Gli ultimi misfatti del mondo delle imprese spingono senz’altro verso un decisivo mutamento di rotta e, inoltre, inducono a superare definitivamente alcune sterili obiezioni dottrinali alla perseguibilità penale degli enti.
Un esempio per tutti: più volte, in questa tesi, si sono riportate quelle concezioni relative alla non opportunità della comminatoria di sanzioni alla persona giuridica, poichè le stesse andrebbero inevitabilmente a colpire pure dei soggetti “innocenti” (lavoratori, risparmiatori, creditori).
Ebbene, la realtà ha, al contrario, dimostrato che una risposta forte agli illeciti economici è necessaria proprio a tutela di detti soggetti: tant’è, in questi giorni è al varo delle Camere un progetto di legge che prospetta aspre sanzioni (di natura criminale) a carico di quegli enti che, con comportamenti illegali, “tradiscano la fiducia dei risparmiatori”.
Tuttavia, non si è voluto in questa sede alimentare “il mito dell’onnipotenza dell’intervento penale” : i miei studi mi impediscono di avallare la prospettiva di un controllo criminale ipertrofico.
In effetti, anche in tema di criminalità economica, sulla scia dell’emergenza , si corre il rischio di creare nuove e “frettolose” fattispecie penali prive di razionalità sistematica, e, dal punto di vista delle sanzioni, inidonee a perseguire finalità di positiva integrazione sociale .

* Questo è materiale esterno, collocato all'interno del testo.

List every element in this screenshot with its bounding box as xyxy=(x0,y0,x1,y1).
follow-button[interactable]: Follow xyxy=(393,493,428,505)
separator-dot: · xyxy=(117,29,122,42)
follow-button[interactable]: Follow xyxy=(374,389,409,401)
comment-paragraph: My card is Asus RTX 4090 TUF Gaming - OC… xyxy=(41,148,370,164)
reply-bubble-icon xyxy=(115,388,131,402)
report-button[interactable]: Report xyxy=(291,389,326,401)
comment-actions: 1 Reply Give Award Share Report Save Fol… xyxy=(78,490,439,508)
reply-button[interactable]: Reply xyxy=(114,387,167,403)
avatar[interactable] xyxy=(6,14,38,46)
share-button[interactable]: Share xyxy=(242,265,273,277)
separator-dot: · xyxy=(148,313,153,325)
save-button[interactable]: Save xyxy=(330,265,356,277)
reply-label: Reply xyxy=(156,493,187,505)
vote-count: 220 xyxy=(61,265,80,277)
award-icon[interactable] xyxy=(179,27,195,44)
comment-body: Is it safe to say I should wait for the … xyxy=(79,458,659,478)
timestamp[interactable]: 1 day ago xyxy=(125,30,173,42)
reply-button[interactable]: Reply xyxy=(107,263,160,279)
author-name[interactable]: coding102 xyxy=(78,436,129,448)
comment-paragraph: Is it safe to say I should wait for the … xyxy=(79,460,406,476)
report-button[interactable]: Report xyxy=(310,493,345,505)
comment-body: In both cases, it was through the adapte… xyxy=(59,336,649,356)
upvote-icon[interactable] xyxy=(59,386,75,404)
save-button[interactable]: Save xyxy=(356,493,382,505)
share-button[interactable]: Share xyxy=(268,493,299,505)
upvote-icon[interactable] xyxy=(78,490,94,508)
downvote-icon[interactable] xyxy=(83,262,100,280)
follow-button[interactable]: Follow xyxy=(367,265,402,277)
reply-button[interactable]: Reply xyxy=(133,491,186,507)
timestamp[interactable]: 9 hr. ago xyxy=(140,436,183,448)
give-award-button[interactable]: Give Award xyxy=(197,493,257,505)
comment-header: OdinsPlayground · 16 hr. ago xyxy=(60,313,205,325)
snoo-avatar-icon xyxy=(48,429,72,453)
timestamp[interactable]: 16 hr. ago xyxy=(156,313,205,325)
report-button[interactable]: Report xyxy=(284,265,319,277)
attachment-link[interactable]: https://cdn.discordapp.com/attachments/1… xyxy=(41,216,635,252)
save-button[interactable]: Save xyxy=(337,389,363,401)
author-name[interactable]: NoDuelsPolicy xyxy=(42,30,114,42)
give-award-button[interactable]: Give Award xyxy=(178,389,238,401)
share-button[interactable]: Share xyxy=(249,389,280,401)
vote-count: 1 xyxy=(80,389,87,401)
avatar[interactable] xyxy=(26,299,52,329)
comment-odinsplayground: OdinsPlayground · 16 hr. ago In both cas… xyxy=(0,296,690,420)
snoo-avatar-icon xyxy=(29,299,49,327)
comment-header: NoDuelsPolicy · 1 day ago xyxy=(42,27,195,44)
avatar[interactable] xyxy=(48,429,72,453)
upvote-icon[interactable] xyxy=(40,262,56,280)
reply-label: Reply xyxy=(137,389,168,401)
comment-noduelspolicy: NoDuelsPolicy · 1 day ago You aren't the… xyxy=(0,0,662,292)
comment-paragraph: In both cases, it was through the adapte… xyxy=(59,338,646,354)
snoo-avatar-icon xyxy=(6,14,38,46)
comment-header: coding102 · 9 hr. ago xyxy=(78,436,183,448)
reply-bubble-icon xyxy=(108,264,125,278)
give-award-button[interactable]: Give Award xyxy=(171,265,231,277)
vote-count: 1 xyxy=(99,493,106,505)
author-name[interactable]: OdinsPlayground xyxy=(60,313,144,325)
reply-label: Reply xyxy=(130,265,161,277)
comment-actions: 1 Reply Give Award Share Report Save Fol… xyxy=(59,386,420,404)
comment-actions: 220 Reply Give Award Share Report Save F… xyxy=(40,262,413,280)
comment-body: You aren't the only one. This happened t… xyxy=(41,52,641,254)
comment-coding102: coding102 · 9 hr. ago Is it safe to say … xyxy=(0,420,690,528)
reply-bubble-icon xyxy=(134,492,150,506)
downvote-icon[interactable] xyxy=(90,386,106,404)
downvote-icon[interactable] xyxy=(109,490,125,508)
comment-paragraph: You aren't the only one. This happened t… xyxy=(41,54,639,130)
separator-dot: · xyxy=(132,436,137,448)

Si è avuto modo di osservare , ad esempio, come la scelta saggia del legislatore del 2001 di ritagliare un circoscritto novero di illeciti da attribuire all’ente sia stata disattesa subito dopo l’entrata in vigore del d.lg. 231, con la progressiva e non sufficientemente ponderata estensione della responsabilità ivi prevista a una serie eterogenea di comportamenti.
E l’entusiasmo del legislatore non pare, per ora, trovare una tregua.
In realtà, il nostro ordinamento, non ponendo obblighi di criminalizzazione, non vieta l’utilizzo di strumenti di controllo sociale alternativi a quello penale.
Anzi, è opportuno ribadire che il ricorso al diritto e alla sanzione stricto sensu criminali si impone soltanto laddove, per la significatività del bene da tutelare e la gravità della lesione allo stesso arrecata, ogni misura di altra natura appaia inadeguata.
In questa riflessione si concentrano tutte le opzioni metodiche e normative di un sistema penale che possa dirsi razionale ed efficiente.
“La giustizia penale è un male necessario, se essa supera i limiti della necessità resta soltanto il male” ; la sussidiarietà del controllo penale deve pertanto essere verificata alla luce del bilanciamento dei valori coinvolti: da una parte l’ordine sociale e la giustizia, dall’altro la garanzia dei diritti, in primo luogo della libertà personale (ma anche -nel nostro caso- della stessa libertà d’iniziativa economica).
E’ nella Carta Costituzionale che, secondo un autorevole insegnamento , vanno necessariamente individuati i principi fondanti del sistema penale e il quadro dei valori da tutelare.
La selezione dei valori di interesse fondamentale nella società è poi il presupposto indefettibile per la costruzione di un diritto penale finalizzato alla tutela di beni giuridici effettivamente riconosciuti dalla generalità dei consociati, nel rispetto dei canoni della frammentarietà (cioè della selezione di pochi e rilevanti beni da tutelare tramite il precetto criminale) e dell’offensività (che esige che vengano sanzionati solo quei comportamenti effettivamente lesivi del bene).
Di conseguenza, verrebbe affidata a misure di controllo alternative (civili o amministrative) la repressione degli illeciti “bagattellari”, che comportano lesioni di beni secondari o microlesioni di beni rilevanti, mentre al diritto penale resterebbe riservato il compito di perseguire pochi e circoscritti, ma gravi, casi di responsabilità dell’individuo e della persona giuridica.
Il tutto, con positivi ritorni sul piano della “credibilità” e, last but not least, dell’effettività dell’intero sistema.